The summaries of genome-wide interaction analysis for each prefectural population were applied for inverse-variant based meta-analysis using METAL (released on 2011-03-25)31. After genomic control correction, variants with Pmeta < 5 × 10–8 were considered as genome-wide significant.

Replication analysis

For our replication study, we used the pre-imputed dataset released by the TMM32,33. Within this dataset, we used the subsets genotyped using Omni2.5 SNP array (Illumina Inc., San Diego, CA, USA) as well as the customized genotyping array designed by the TMM based on the Axiom platform (Thermo Fisher Scientific, Waltham, MA USA), denoted as Japonica array version 2 (JPAv2). The genotyped data were pre-phased using SHAPEIT version 2 r837 and imputed using IMPUTE2 version 2.2.2 and 2KJPN with an allele frequency panel of ~ 2000 Japanese individuals34,35,36. After conducting the same quality control with the main dataset, 4,935,024 and 5,686,147 variants in the JPAv2 and Omni2.5 datasets, respectively, were selected for further analysis.

Replication analysis was conducted using the same exclusion criteria as those for the main analysis. Additionally, we excluded the Miyagi population in the subjects genotyped by JPAv2, because of small sample size (n = 678). The all subjects in the dataset genotyped by Omni2.5 belonged in the Miyagi population. Ultimately, 2791 and 1597 individuals for the JPAv2 and Omni2.5 dataset, respectively, were selected for replication analysis.

Power calculation

The power calculation was conducted as previously reported21. Briefly, we assumed that residuals of age-, sex-, and BMI-adjusted LT were distributed according to the following genetic model: LT = βEE + βG×E G × E, where variable E (alcohol consumption) was sampled from a normal distribution and variable G (genotype) was sampled according to assumed minor allele frequency (20% or 50%). The model parameters (βE) were estimated from the dataset used in the present study. βG×E was assumed to be 0.25- to 2.5-fold βE. We simulated data for E and G for the Iwate and Miyagi populations, performed inverse-variance weighted meta-analysis, and recorded whether the interaction term achieved suggestive significance. This process was repeated for 1000 iterations to calculate the power of each parameter set.
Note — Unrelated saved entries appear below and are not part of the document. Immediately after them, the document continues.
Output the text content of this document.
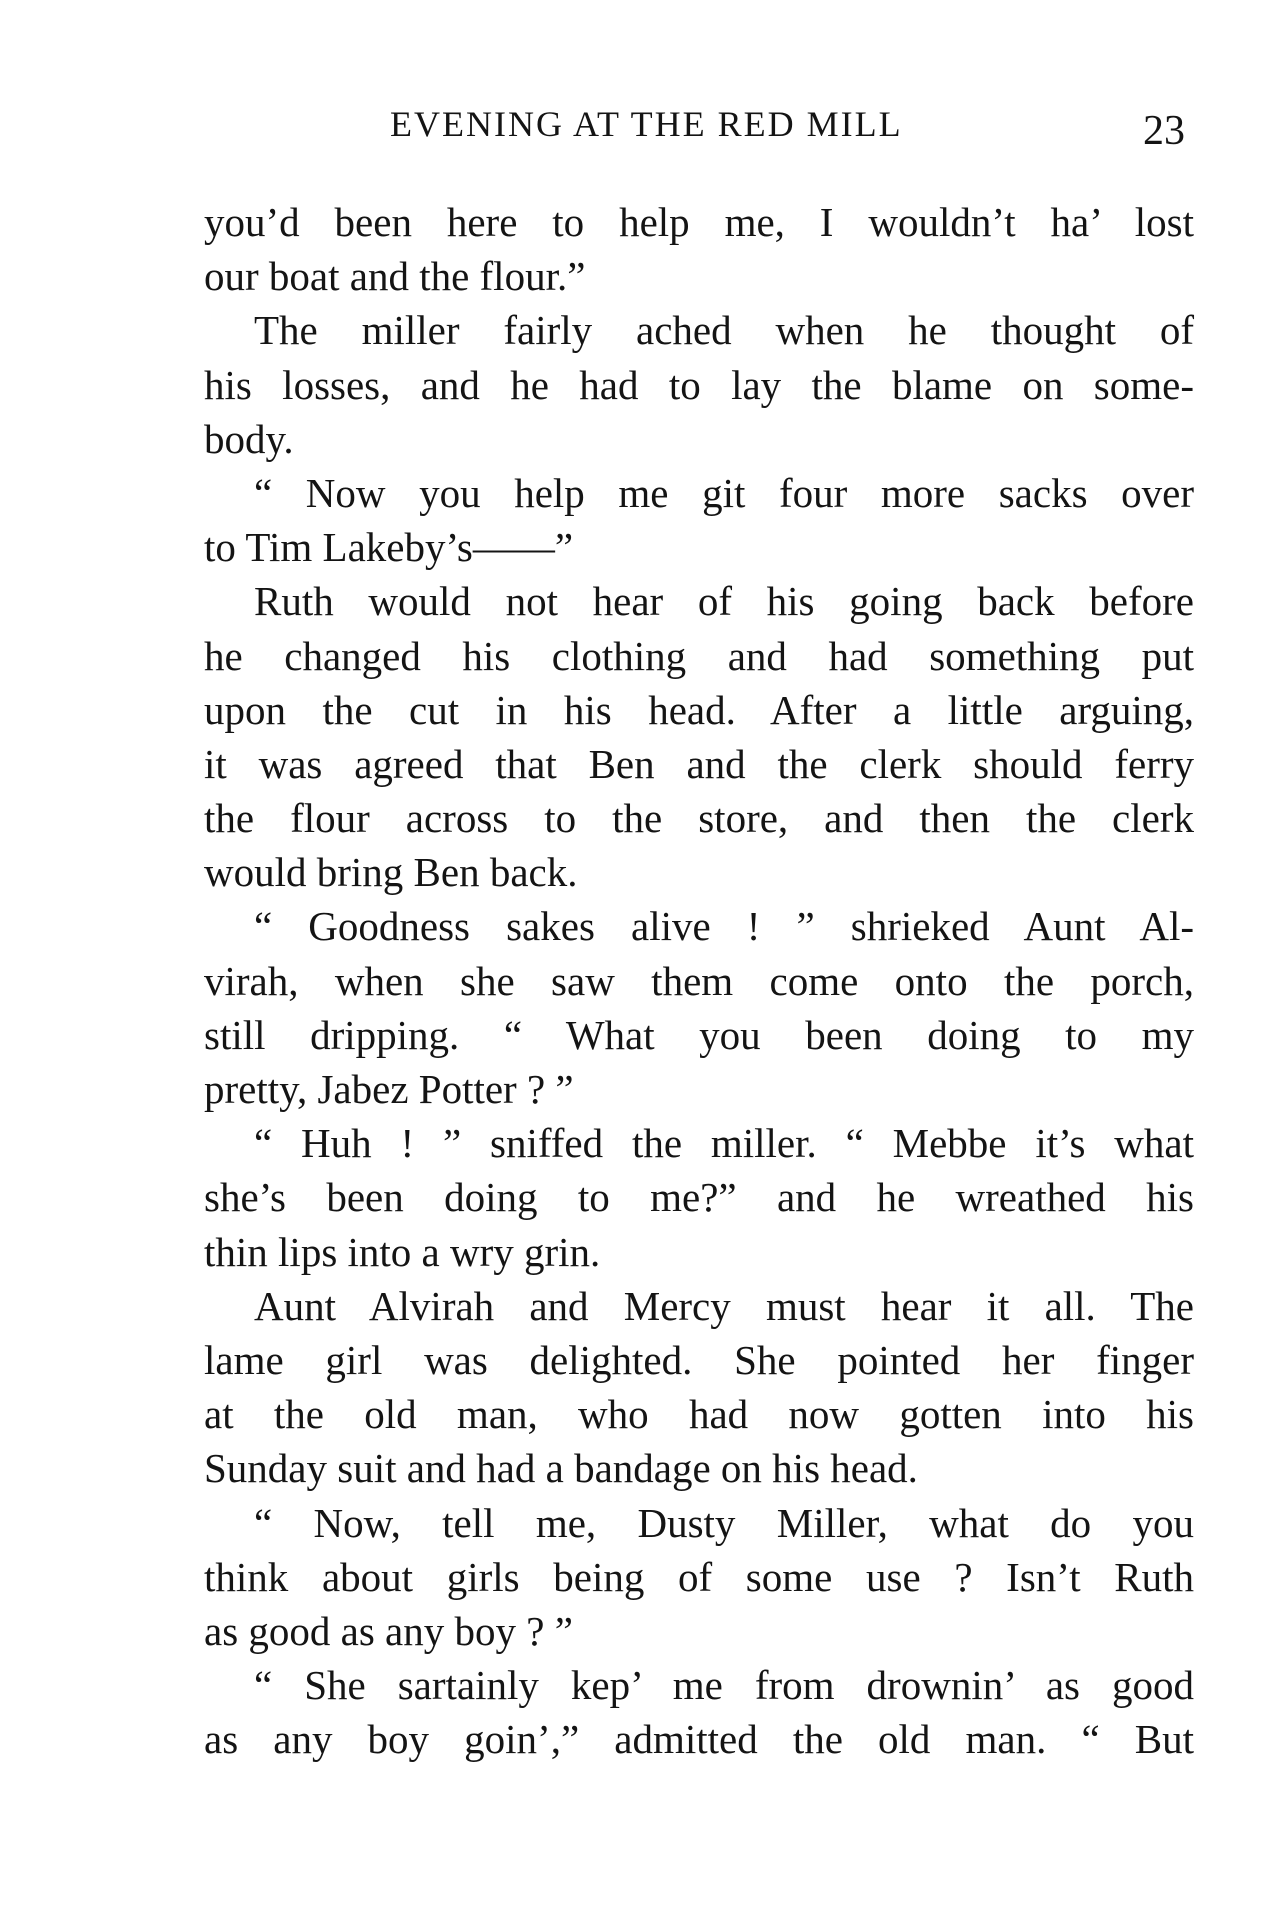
EVENING AT THE RED MILL	23
you’d been here to help me, I wouldn’t ha’ lost
our boat and the flour.”
The miller fairly ached when he thought of
his losses, and he had to lay the blame on some-
body.
“ Now you help me git four more sacks over
to Tim Lakeby’s——”
Ruth would not hear of his going back before
he changed his clothing and had something put
upon the cut in his head. After a little arguing,
it was agreed that Ben and the clerk should ferry
the flour across to the store, and then the clerk
would bring Ben back.
“ Goodness sakes alive ! ” shrieked Aunt Al-
virah, when she saw them come onto the porch,
still dripping. “ What you been doing to my
pretty, Jabez Potter ? ”
“ Huh ! ” sniffed the miller. “ Mebbe it’s what
she’s been doing to me?” and he wreathed his
thin lips into a wry grin.
Aunt Alvirah and Mercy must hear it all. The
lame girl was delighted. She pointed her finger
at the old man, who had now gotten into his
Sunday suit and had a bandage on his head.
“ Now, tell me, Dusty Miller, what do you
think about girls being of some use ? Isn’t Ruth
as good as any boy ? ”
“ She sartainly kep’ me from drownin’ as good
as any boy goin’,” admitted the old man. “ But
Estimation of genetic correlation and LD score regression intercept

We estimated the genetic correlation and LD score regression intercept using LDSC version 1.0.137,38 and pre-computed LD scores for East Asians provided by the program developer. The LD score regression intercept was calculated using summary statistics. To estimate the genetic correlation between the LT traits, summary data from the published GWAS conducted in Japanese population were used19.

Statistical analysis for polymorphism × environment interaction

The statistical analysis for the identified variants was conducted using R (version 3.5.1). To determine the trend in quantitative traits, the Junckheere-Terpstra test was performed using clinfun (version 1.0.15). To calculate the adjusted LT, we added the mean LT to the residual in the linear regression adjusted by age, sex, BMI and genotype, as described in a previous study21.

Data availability

The datasets analyzed in the current study are not publicly available for ethical reasons. However, they can be made available upon request after approval from the Ethical Committee of Iwate Medical University, the Ethical Committee of Tohoku University, and the Materials and Information Distribution Review Committee of the TMM Project.